I do take issue with Chaplin’s claim that he “had no choice” to defy orders, as he’s the main person who DID have a choice and he certainly considered following them.
But it delves into his own rationale and there’s no getting away from the fact that the Government nuked Pakistan and tried to kill him and his crew. Ultimately, handing the decision over to the crew as to whether to stay or go was a smart move as he knew that the situation was becoming untenable.
If he can’t trust those who are not committed to his vision, better to have 70 loyal men and women than 140 who may or may not try to kill him at any given moment. If the previous episode proved that Chaplin has a steely grasp on the bigger picture, this episode drew some lines on the canvass — he knows that making the bigger picture appear smaller at times can have its advantages.
One complaint I have is that in trying to reinforce the fact that the women crew members could sway some of the male crew into staying, the episode didn’t bother giving any of these women a voice. Cortez aside they were just devices. It would have been nice to convey why some of them might want to stay beyond the fact that it would make the men feel less ballsy if they didn’t.
That might be enough of a motivation, perhaps even a decisive factor, but it was a missed opportunity to add context. Still, I’m hoping Cortez can become a relevant character and I understand that the show is still finding its way.

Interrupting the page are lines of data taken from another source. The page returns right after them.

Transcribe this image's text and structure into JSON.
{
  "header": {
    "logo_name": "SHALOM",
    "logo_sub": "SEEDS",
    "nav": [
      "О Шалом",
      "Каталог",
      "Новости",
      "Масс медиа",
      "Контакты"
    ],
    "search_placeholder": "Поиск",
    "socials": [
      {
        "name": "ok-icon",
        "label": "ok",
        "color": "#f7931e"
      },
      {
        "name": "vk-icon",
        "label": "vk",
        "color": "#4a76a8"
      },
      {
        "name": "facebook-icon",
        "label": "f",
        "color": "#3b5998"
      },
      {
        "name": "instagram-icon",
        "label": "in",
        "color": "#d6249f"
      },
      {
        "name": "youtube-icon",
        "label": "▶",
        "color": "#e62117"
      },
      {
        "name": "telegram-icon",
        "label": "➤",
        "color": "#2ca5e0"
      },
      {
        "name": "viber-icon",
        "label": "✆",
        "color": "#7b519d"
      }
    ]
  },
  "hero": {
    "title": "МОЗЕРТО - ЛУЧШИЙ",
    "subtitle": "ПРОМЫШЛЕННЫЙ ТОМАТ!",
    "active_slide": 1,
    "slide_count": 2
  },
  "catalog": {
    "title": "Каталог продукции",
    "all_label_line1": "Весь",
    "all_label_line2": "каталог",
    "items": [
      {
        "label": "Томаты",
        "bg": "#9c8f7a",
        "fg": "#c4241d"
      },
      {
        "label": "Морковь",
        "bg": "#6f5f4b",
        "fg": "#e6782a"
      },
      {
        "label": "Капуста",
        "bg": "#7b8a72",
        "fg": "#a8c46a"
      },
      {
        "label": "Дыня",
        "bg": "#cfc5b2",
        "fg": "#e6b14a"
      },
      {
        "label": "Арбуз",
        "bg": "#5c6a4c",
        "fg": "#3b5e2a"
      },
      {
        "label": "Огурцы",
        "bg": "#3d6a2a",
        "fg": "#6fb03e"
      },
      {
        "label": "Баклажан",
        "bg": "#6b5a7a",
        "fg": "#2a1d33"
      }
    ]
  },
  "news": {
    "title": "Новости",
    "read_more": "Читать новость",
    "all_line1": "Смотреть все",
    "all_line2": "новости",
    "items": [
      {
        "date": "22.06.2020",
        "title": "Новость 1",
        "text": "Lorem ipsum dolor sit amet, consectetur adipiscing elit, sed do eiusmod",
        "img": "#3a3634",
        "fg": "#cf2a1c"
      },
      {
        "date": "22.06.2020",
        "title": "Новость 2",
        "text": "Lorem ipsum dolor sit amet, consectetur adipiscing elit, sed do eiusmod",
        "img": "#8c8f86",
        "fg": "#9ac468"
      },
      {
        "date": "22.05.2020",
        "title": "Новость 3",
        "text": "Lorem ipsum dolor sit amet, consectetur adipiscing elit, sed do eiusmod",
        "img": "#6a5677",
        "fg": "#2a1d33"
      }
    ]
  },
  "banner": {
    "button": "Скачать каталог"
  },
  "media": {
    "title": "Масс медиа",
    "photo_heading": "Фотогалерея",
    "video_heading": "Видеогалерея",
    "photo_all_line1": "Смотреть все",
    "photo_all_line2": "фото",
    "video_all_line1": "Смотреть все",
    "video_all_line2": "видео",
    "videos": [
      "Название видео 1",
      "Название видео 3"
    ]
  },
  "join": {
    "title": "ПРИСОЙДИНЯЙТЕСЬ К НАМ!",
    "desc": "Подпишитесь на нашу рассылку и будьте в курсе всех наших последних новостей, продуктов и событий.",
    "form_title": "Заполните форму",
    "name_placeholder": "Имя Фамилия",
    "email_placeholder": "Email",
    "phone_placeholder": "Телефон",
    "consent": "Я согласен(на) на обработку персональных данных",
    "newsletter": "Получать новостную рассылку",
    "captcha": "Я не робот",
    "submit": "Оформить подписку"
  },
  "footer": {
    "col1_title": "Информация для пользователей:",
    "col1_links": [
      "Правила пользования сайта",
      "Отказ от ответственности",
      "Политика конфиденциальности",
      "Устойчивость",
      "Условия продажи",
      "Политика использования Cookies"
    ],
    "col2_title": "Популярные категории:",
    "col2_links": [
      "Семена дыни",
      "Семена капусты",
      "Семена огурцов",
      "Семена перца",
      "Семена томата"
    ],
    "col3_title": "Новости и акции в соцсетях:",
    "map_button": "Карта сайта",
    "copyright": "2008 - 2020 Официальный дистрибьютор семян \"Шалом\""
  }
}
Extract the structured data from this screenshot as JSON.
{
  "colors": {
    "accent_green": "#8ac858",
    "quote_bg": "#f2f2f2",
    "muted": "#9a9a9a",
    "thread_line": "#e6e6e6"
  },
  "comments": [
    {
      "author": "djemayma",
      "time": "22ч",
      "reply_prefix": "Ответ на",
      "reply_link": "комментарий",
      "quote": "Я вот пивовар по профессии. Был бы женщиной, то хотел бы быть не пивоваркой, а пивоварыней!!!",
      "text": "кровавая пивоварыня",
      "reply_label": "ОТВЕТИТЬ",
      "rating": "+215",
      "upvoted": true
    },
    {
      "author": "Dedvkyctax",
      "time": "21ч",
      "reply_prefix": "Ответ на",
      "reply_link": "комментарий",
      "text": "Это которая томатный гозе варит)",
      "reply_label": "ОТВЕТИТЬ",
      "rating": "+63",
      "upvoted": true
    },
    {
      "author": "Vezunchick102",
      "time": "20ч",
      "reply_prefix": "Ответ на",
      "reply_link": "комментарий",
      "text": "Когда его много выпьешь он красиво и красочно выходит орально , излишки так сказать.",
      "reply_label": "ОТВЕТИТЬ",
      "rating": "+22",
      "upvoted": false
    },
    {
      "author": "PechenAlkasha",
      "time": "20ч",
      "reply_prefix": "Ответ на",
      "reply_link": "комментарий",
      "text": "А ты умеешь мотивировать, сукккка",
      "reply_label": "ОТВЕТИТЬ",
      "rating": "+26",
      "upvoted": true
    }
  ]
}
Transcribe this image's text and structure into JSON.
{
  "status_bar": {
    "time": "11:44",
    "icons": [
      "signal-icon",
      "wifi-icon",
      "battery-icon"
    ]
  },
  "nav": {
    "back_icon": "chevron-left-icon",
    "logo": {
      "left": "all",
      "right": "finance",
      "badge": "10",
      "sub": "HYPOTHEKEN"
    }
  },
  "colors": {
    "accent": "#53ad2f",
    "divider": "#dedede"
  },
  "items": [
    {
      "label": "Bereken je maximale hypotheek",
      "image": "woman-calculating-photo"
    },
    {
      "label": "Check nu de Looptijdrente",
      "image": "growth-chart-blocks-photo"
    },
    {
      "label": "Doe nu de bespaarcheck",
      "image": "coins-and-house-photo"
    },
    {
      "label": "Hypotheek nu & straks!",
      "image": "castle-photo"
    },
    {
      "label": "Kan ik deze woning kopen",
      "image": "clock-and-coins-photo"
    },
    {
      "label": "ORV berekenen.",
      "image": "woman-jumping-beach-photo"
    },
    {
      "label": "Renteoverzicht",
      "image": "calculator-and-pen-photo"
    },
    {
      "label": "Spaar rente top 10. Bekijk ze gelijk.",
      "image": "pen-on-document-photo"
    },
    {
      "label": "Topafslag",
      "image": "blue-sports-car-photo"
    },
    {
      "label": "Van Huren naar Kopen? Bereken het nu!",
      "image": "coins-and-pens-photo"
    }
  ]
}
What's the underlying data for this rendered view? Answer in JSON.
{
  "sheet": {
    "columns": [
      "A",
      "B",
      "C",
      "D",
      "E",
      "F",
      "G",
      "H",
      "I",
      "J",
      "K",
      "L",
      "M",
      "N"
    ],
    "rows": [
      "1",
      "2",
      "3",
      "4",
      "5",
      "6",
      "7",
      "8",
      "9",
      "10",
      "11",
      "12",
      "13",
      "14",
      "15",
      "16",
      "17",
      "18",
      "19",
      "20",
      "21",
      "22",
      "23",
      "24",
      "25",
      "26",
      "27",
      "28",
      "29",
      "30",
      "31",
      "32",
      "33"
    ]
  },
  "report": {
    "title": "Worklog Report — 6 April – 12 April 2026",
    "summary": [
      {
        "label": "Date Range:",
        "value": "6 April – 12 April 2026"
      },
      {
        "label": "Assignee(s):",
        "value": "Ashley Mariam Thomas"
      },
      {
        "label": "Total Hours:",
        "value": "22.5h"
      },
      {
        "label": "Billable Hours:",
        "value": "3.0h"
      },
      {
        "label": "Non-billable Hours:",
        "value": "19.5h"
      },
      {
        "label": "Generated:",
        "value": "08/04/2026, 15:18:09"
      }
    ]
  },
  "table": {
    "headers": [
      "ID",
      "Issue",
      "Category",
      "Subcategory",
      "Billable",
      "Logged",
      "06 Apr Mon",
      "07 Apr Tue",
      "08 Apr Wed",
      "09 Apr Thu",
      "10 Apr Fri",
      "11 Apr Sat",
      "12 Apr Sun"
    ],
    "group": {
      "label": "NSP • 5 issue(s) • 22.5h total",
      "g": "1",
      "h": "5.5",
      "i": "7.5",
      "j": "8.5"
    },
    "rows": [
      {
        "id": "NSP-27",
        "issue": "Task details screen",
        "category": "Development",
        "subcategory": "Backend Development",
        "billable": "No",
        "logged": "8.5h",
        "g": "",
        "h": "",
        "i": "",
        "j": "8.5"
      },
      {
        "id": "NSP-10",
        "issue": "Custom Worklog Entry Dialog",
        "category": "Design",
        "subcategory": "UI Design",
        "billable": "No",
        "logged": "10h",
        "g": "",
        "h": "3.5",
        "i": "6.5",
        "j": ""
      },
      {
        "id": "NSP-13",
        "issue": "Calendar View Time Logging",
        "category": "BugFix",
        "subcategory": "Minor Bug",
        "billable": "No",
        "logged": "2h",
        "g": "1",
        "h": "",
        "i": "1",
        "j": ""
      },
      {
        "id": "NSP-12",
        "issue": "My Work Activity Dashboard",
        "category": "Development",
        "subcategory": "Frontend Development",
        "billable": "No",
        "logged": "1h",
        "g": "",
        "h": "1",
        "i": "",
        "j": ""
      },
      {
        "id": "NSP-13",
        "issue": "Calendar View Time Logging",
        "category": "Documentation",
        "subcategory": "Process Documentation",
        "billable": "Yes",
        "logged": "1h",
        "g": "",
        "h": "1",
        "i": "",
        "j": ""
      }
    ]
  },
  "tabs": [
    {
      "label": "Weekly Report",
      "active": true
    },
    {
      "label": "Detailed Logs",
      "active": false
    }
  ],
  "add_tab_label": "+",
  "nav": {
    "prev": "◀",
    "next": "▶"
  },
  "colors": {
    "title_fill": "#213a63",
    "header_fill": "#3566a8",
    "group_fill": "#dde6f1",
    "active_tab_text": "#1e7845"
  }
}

We got less Serrat in this episode, but as mentioned I’m intrigued by the apparent ‘magic’ that the Island’s soil holds. Sophie lied to him about not finding the rare mineral, but he knows the magic is out there and tells her to continue looking. It seems ‘protecting’ the island is another reason why Sophie decided to stay (that and getting to see Kendal wet). I hope this is going somewhere as it could (could) add another layer to the story.
I’m still not totally convinced by Navy SEAL James, though we did at least get to see more of his buddies in this episode (I was beginning to wonder whether they were even still around), while their role in larger conspiracy took half a step forward — what DID they do in Pakistan that caused the government to fire on the Colorado within minutes of picking them up?
James also had his most convincing moment for me when burying his close friend. For some reason that scene worked, perhaps helped by the symbolism of finally taking his body out of the freezer to bury him. Hopefully the island’s ‘magic soil’ wont resurrect him as that would undo all of the good work. Tani planting a kiss on James while he was unconscious was a curious little moment, but at least someone on the Island loves him.